Medical Poetry and Poet-Physicians: A Critical Stylistic Analysis of Rafael Campo’s Poems
DOI:
https://doi.org/10.31185/lark.5043Keywords:
Critical Stylistics, Medical Poetry, Poet-Physicians, Ideology, and IdentityAbstract
This research paper investigates the language of poet-physicians and how medicine with the effect of art is presented in medical poems. The presentation of poet-physicians and medical poetry is seen as important subject to tackle since medical poetry did not take a considerable amount of attention. One of the main aspects to study medical poetry is the effect of literature vs. medicine and how it’s linguistically presented. The selected poems are examined using critical stylistic tools of Jeffries (2010) (i.e., naming and describing, representing events/actions/states, equating and contrasting, and implying and assuming). A piece of literature about illness is not only seen as a story of painted experience but also as a record, a testimony, and wisdom behind such experience.
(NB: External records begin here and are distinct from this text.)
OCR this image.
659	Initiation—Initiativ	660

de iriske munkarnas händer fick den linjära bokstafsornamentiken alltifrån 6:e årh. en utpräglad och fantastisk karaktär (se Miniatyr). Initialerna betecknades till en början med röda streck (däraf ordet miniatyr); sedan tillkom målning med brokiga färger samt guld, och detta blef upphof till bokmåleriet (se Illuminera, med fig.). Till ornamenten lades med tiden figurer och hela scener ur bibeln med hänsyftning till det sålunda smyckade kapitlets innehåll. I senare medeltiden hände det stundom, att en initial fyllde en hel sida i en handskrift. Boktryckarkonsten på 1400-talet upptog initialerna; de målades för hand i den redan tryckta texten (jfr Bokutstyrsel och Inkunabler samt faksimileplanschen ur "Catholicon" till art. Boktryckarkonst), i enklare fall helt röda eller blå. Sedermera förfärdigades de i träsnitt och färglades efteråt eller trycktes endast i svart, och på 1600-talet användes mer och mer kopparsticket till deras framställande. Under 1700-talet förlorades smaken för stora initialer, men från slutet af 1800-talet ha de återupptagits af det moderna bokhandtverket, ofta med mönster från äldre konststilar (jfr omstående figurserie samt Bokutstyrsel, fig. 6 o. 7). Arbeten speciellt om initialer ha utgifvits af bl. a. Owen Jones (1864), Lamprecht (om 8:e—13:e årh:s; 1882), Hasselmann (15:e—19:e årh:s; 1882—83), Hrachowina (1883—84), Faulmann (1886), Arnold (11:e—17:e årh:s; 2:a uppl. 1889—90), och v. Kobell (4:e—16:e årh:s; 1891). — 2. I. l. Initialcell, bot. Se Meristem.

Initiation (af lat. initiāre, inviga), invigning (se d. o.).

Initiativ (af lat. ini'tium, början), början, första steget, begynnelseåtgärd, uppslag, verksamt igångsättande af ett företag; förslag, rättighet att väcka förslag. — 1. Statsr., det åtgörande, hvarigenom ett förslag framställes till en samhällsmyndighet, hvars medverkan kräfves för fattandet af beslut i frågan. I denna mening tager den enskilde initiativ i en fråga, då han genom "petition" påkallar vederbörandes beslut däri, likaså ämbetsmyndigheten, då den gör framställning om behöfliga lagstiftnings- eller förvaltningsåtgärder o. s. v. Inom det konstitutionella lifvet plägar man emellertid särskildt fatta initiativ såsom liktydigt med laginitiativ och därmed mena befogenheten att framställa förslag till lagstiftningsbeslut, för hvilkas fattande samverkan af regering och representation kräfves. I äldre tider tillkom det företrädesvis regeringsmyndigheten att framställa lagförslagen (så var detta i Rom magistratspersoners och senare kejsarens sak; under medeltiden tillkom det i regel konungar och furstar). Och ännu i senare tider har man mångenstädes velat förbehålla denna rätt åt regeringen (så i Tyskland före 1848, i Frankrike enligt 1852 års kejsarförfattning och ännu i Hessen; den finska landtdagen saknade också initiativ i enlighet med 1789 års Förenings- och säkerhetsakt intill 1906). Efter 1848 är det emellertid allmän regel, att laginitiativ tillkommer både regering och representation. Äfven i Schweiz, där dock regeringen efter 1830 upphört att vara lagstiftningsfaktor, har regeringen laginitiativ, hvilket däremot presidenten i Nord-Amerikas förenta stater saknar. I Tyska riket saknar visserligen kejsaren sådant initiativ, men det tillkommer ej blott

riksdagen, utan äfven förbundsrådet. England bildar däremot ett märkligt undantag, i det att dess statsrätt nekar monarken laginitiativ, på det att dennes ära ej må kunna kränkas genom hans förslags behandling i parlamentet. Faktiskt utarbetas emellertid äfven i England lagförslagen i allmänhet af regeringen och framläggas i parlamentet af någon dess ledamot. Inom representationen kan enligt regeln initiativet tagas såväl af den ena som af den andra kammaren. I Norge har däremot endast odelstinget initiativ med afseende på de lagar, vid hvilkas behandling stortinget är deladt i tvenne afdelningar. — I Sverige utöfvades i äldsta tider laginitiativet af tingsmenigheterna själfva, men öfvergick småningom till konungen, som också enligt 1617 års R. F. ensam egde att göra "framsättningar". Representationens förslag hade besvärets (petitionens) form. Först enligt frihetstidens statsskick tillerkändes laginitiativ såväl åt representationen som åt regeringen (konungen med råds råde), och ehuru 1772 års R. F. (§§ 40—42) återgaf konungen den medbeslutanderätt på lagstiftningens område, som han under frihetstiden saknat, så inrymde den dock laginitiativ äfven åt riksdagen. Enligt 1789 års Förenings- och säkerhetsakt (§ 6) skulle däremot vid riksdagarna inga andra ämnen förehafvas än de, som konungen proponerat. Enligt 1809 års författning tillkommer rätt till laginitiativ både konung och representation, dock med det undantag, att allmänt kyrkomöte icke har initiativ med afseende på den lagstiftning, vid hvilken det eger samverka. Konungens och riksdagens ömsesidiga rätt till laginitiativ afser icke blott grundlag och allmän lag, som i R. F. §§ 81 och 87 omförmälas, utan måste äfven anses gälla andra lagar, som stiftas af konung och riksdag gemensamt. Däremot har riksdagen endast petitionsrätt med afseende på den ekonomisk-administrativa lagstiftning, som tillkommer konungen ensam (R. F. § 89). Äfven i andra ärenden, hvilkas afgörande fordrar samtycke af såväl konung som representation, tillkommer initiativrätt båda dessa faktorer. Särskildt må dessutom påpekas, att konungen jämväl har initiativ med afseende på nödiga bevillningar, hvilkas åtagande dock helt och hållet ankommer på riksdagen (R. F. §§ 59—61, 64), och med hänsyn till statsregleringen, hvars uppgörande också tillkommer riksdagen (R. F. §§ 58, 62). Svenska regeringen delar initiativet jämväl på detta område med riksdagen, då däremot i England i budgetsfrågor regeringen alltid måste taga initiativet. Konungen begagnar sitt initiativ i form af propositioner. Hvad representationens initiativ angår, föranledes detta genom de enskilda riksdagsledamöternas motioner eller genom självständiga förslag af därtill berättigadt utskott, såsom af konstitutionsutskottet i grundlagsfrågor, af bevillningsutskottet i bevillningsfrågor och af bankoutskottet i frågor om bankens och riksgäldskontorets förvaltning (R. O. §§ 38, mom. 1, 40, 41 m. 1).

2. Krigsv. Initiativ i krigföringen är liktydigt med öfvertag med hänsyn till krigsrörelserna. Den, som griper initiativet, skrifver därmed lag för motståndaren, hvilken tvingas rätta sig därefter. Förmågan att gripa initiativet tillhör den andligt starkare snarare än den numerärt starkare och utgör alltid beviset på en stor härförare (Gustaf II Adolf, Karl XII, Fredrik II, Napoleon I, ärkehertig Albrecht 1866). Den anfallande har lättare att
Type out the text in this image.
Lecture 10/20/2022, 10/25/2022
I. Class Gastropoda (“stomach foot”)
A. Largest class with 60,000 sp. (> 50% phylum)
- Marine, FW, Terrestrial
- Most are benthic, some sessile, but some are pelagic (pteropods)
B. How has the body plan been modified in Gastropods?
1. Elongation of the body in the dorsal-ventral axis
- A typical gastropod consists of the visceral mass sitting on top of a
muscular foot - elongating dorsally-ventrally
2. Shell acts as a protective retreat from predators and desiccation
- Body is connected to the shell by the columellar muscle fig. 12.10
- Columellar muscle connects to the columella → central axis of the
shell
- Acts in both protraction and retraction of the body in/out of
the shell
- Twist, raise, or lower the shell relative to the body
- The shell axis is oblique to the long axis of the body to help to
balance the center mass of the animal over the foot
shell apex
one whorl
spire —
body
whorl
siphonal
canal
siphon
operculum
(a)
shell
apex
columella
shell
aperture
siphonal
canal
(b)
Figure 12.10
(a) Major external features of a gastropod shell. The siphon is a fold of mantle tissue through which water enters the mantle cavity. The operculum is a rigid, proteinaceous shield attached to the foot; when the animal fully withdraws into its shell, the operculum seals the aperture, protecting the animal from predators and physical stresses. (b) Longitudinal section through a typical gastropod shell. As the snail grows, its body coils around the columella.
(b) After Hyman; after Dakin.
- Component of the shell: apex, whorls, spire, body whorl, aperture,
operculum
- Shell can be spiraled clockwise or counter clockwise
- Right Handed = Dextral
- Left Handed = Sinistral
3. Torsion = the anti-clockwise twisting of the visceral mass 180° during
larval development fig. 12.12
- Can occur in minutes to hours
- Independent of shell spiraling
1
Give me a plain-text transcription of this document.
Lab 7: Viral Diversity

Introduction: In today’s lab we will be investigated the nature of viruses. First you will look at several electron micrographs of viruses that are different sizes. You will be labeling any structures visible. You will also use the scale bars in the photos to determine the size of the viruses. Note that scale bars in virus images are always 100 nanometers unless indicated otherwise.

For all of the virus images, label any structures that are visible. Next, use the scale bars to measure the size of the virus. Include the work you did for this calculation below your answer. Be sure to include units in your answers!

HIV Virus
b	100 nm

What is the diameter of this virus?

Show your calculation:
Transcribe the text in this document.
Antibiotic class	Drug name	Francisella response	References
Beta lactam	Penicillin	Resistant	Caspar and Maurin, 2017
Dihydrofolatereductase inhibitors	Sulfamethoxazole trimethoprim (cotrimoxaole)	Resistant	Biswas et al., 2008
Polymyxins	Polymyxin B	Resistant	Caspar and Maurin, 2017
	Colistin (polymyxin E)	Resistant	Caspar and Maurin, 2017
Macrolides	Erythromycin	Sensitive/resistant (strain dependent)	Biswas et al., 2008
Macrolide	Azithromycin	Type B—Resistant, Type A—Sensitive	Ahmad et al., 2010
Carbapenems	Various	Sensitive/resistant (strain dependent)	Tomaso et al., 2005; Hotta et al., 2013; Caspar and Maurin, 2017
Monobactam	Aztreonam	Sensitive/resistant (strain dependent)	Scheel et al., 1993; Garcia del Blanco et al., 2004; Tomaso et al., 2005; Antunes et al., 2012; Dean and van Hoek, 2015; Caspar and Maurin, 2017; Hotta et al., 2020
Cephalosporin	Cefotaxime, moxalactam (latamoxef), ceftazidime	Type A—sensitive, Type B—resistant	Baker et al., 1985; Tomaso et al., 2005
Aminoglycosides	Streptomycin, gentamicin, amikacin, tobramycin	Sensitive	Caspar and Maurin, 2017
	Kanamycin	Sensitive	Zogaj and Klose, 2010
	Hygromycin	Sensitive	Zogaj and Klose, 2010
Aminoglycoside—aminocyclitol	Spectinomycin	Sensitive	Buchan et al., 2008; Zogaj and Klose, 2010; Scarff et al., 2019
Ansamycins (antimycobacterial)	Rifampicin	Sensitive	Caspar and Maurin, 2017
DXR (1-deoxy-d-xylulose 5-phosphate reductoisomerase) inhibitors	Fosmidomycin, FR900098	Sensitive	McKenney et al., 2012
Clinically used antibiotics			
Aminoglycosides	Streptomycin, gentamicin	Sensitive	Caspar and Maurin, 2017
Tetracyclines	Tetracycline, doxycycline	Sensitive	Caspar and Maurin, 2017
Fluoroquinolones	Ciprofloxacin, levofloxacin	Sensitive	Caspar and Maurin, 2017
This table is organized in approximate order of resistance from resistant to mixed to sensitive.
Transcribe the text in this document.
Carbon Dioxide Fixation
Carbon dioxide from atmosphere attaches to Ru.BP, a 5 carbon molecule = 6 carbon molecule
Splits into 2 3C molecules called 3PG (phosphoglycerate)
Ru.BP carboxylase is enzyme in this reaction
Thus, poet-physicians can produce in their language a combination of two different ways of knowing is manifested in their writings. The aim of the research is to examine the relation among medicine, literature and language. The primary question in this research paper is what are the linguistic structures employed to present poet-physicians and their mastery of both medicine and art? And what are the ideological functions of linguistic choices in the presentation of the relationship between poet-physicians and the patient? The results have revealed that Campo’s linguistic choices ideologically democratize the medical encounter, presenting doctor and patient as co-participants in meaning-making. The physician’s voice is not authoritative but reflective; the patient’s body is not object but storyteller. Through stylistic balance between scientific precision and poetic imagination, Campo constructs an inclusive discourse in which medicine becomes an act of compassion and art a form of healing.